Eine BMX-verrückte Familie

Louis und Kilian Schlapper halten stolz Pokale in der Hand © NDR Foto: Lena Haamann
Louis und Kilian haben schon zahlreiche Pokale gewonnen. Ihr Traum: Einmal bei den Olympischen Spielen mitfahren.

Sie und ihr Mann Marcus unterstützen die Söhne wo sie können. Im Sommer fahren sie die beiden mit dem Wohnmobil jedes Wochenende zu einem anderen Rennen. Die meisten sind im Ausland. "Wir investieren extrem viel Zeit und Geld in das Hobby", sagt Vivien Schlapper. "Weil es ihre Leidenschaft ist und es ihnen so viel Spaß macht. Und uns mittlerweile auch." Alleine jedes BMX-Bike kostet 5.000 Euro, ein Rennwochenende um die 500 Euro.

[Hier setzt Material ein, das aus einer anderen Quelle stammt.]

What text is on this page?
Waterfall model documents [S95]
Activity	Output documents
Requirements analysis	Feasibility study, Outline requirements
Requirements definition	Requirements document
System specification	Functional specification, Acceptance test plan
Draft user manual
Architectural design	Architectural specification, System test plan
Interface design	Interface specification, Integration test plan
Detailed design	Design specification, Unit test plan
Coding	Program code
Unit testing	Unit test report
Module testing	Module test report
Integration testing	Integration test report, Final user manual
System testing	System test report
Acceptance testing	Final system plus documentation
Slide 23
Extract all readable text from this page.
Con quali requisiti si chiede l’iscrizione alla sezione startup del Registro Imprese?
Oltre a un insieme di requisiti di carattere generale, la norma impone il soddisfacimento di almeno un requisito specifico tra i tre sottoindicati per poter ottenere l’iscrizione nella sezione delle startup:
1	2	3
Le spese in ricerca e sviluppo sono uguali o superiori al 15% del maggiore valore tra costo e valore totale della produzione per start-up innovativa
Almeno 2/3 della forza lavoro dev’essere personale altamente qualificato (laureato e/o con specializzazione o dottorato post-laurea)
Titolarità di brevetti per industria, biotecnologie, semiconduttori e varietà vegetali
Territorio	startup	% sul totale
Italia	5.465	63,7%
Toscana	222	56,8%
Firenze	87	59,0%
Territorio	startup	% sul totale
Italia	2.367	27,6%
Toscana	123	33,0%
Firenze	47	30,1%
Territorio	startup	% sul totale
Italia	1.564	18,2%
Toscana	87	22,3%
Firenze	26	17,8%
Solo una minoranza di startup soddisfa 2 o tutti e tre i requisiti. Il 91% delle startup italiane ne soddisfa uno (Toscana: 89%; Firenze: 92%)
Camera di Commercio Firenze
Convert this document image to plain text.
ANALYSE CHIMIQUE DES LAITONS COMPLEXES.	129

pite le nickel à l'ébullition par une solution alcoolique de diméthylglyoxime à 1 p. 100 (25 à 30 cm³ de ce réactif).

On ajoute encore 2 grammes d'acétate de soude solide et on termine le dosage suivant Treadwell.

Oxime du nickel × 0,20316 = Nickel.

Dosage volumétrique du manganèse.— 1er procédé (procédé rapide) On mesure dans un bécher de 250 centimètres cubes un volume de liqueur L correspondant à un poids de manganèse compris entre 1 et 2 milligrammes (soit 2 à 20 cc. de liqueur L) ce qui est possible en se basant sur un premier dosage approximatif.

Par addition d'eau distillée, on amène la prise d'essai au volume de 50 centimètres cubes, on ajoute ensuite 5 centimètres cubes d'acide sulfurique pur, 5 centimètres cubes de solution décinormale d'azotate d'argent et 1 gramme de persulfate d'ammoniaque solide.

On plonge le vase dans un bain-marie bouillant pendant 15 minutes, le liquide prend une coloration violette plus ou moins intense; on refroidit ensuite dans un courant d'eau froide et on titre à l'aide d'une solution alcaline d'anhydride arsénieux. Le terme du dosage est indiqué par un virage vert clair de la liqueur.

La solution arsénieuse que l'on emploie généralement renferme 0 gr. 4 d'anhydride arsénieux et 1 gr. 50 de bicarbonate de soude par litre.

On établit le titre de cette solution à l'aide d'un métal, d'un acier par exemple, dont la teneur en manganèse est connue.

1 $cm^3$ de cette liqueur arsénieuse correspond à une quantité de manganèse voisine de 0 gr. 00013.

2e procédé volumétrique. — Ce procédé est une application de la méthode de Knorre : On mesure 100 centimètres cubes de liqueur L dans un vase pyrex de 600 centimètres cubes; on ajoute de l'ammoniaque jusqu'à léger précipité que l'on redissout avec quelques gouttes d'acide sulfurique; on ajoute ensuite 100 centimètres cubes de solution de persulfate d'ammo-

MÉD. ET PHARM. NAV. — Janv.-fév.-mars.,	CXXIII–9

In ihrem Zuhause in Norderstedt haben sie zu Coronazeiten eine eigene kleine Rennbahn durch den Garten angelegt. Und im Keller einen Fitnessraum, in dem Louis und Kilian zwei Mal in der Woche trainieren.

Konkurrenz zwischen den beiden gibt es nicht

Beide motivieren sich gegenseitig, sagen die Brüder. Konkurrenzdenken gibt es zwischen ihnen nicht. In beiden Kinderzimmern stapeln sich die Pokale. "Manchmal ist es schwer, auf Zeit mit Freunden zu verzichten. Wegen der Rennen kann ich mich am Wochenende selten zum Spielen verabreden. Aber der Sport geht erst einmal vor", sagt Kilian. Der ganz große Traum beider Brüder ist es, irgendwann einmal bei Olympia mitzufahren. Denn an das Gefühl beim Fahren kommt nichts ran, sagen sie. "Das ist wie Fliegen. Adrenalin pur."